📜  统计-四分位数偏差

📅  最后修改于: 2021-01-23 06:49:40             🧑  作者: Mango


它取决于较低的四分位数$ {Q_1} $和较高的四分位数$ {Q_3} $。差异$ {Q_3-Q_1} $被称为四分位间距。差$ {Q_3-Q_1} $除以2称为半中间四分位数范围或四分位数偏差。

$ {QD = \ frac {Q_3-Q_1} {2}} $

四分位数偏差系数

基于四分位数偏差的色散的相对度量称为四分位数偏差系数。
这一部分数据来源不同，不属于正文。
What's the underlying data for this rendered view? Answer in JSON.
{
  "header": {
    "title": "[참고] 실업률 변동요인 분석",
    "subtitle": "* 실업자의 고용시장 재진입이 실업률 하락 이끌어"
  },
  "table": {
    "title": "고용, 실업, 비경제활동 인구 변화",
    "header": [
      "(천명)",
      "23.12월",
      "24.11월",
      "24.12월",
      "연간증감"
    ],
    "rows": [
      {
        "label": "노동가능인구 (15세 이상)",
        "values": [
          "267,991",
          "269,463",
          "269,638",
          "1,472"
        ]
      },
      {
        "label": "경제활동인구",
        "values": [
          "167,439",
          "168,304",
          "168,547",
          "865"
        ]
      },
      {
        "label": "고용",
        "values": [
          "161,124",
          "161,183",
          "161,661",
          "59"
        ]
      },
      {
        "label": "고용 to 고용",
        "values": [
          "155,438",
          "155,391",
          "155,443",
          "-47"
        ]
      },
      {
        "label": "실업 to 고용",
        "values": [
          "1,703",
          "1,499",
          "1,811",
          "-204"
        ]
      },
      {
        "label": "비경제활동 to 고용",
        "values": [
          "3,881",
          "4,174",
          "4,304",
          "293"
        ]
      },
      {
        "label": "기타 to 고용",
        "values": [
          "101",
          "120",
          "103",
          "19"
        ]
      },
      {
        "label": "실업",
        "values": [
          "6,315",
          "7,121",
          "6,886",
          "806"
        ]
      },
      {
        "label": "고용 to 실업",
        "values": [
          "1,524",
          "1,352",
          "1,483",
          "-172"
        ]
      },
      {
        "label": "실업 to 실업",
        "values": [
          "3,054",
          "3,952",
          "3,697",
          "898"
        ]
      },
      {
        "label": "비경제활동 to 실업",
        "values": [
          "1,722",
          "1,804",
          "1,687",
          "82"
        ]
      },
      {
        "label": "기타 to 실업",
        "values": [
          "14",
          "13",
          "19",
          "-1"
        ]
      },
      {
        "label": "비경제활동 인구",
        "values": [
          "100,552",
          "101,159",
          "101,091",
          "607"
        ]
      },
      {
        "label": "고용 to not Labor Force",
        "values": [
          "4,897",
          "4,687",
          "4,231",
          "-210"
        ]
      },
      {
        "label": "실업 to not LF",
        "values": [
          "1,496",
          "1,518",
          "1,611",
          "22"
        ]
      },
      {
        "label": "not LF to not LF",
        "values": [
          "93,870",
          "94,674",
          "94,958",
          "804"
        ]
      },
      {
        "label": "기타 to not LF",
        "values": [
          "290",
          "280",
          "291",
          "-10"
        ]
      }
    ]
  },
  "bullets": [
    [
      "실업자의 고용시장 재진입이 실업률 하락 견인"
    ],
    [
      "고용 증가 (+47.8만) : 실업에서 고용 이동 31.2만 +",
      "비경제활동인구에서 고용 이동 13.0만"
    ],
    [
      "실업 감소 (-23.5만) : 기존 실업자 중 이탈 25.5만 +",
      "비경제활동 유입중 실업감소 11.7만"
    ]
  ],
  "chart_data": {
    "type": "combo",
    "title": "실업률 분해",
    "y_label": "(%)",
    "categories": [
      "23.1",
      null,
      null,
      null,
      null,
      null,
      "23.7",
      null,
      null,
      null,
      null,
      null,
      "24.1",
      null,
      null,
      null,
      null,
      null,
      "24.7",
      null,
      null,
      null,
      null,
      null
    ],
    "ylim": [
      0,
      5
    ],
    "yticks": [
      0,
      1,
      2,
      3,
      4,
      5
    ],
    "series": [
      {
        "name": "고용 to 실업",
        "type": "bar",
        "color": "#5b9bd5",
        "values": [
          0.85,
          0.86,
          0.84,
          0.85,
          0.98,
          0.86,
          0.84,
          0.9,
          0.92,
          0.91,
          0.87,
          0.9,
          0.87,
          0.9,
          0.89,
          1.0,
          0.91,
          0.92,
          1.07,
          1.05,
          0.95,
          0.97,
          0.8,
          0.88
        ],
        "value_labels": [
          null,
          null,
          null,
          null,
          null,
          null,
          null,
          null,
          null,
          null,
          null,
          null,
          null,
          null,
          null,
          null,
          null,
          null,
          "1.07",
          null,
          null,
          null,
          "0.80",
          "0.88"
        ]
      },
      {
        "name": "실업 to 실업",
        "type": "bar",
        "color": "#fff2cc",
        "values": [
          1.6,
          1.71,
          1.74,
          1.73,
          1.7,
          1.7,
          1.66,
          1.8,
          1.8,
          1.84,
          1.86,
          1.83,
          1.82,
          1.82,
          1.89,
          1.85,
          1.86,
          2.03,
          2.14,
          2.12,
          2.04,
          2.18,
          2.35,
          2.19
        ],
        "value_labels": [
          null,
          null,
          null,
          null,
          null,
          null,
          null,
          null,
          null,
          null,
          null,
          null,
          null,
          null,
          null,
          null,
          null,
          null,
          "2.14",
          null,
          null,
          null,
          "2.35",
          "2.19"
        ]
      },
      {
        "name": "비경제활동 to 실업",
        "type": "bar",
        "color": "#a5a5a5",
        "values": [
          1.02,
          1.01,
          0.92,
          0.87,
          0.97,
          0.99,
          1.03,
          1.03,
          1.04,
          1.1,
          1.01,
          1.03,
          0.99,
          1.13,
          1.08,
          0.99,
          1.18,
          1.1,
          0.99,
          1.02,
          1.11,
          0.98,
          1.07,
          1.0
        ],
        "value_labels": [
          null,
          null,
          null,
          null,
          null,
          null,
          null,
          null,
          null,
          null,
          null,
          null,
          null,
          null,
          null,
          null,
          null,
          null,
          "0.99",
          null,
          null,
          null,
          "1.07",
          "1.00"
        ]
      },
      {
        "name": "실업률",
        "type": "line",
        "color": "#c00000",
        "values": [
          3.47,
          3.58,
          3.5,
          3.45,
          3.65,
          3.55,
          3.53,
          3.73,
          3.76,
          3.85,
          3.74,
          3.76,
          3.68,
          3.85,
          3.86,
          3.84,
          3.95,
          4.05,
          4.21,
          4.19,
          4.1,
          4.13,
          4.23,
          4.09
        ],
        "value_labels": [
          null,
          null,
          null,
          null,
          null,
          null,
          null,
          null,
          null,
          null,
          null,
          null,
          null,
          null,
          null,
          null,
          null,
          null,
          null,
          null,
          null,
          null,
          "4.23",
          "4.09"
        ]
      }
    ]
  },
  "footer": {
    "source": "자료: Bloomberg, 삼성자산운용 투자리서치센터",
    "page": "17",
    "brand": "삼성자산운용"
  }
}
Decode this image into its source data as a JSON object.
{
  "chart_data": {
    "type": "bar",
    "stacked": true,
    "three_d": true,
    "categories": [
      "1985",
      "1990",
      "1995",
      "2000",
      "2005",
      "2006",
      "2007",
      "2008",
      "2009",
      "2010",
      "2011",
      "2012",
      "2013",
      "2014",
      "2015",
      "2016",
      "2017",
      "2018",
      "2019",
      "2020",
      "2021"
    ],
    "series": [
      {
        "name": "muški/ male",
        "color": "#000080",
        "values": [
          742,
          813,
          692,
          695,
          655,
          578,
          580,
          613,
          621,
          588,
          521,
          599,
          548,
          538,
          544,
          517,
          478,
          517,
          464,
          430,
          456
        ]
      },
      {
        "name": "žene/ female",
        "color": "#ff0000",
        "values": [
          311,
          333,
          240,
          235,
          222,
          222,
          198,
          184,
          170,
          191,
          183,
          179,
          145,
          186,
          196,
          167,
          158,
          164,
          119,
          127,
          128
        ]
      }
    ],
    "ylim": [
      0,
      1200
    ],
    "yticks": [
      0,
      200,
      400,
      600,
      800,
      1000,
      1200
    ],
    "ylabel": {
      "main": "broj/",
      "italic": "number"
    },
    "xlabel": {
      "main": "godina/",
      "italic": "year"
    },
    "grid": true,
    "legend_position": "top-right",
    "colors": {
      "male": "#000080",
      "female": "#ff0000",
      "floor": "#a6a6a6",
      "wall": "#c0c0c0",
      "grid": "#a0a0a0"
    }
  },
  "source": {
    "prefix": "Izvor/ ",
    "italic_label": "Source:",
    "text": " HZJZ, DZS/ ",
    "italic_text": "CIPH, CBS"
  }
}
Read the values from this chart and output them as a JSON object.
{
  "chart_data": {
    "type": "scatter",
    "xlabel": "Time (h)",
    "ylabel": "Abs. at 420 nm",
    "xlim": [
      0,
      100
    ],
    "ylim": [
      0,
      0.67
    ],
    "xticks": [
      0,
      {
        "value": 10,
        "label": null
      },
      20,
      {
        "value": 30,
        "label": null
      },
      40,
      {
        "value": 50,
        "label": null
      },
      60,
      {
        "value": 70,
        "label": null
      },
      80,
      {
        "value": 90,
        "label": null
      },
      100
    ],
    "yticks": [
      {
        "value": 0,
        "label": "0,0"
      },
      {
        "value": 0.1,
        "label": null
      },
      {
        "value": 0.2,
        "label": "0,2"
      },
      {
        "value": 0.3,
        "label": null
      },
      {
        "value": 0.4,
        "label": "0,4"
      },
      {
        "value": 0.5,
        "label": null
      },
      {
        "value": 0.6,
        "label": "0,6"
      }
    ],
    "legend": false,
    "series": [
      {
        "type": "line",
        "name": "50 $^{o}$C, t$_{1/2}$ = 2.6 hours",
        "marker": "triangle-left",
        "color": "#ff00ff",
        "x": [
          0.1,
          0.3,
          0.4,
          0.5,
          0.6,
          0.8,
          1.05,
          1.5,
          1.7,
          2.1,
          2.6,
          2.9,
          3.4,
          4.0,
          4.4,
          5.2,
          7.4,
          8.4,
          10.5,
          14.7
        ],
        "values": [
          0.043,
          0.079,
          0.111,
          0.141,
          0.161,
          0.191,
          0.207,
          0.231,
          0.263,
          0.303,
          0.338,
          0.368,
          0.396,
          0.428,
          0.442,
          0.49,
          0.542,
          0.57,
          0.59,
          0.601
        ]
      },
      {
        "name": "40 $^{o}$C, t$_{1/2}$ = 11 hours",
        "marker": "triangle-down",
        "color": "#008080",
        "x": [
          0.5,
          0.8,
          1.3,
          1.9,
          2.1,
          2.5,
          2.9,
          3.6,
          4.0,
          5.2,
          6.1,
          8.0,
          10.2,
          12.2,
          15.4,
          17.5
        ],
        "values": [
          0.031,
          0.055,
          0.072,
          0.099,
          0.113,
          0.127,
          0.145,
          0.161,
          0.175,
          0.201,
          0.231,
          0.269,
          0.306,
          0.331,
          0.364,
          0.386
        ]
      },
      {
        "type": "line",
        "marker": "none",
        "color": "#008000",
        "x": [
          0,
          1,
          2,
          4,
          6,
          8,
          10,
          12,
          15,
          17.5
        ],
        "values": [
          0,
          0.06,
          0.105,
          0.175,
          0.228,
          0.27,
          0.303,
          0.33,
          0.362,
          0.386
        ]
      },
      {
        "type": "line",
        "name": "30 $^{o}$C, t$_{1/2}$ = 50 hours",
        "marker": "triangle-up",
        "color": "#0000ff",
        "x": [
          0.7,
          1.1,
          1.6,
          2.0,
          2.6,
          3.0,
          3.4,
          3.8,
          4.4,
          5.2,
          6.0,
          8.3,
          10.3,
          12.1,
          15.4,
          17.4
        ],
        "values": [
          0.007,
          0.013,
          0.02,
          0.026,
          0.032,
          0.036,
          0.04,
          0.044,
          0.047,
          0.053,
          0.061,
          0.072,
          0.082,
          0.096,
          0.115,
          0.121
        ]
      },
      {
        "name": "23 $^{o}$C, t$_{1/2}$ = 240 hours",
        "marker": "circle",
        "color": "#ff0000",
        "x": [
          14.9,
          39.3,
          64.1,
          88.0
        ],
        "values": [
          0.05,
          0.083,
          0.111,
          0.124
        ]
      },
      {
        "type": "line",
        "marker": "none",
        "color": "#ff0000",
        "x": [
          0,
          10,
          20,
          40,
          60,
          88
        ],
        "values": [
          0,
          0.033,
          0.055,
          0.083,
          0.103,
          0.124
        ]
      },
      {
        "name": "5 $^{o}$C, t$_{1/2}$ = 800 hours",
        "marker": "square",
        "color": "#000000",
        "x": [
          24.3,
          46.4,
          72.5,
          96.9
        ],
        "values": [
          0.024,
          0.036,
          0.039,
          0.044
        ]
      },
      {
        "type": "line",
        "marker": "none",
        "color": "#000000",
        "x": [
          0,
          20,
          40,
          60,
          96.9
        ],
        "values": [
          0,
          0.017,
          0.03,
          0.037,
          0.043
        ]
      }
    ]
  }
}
它的特征是

$ {系数\ of \四分位数\偏差\ = \ frac {Q_3-Q_1} {Q_3 + Q_1}} $

问题陈述:

根据以下数据计算四分位数偏差和四分位数偏差系数:

Maximum Load
(short-tons)
Number of Cables
9.3-9.7 22
9.8-10.2 55
10.3-10.7 12
10.8-11.2 17
11.3-11.7 14
11.8-12.2 66
12.3-12.7 33
12.8-13.2 11

解:

Maximum Load
(short-tons)
Number of Cables
(f)
Class
Bounderies
Cumulative
Frequencies
9.3-9.7 2 9.25-9.75 2
9.8-10.2 5 9.75-10.25 2 + 5 = 7
10.3-10.7 12 10.25-10.75 7 + 12 = 19
10.8-11.2 17 10.75-11.25 19 + 17 = 36
11.3-11.7 14 11.25-11.75 36 + 14 = 50
11.8-12.2 6 11.75-12.25 50 + 6 = 56
12.3-12.7 3 12.25-12.75 56 + 3 = 59
12.8-13.2 1 12.75-13.25 59 + 1 = 60

$ {Q_1} $

$ {\ frac {n} {4} ^ {th}} $项的价值= $ {\ frac {60} {4} ^ {th}} $项的价值= $ {15 ^ {th}} $项。因此$ {Q_1} $位于10.25-10.75类中。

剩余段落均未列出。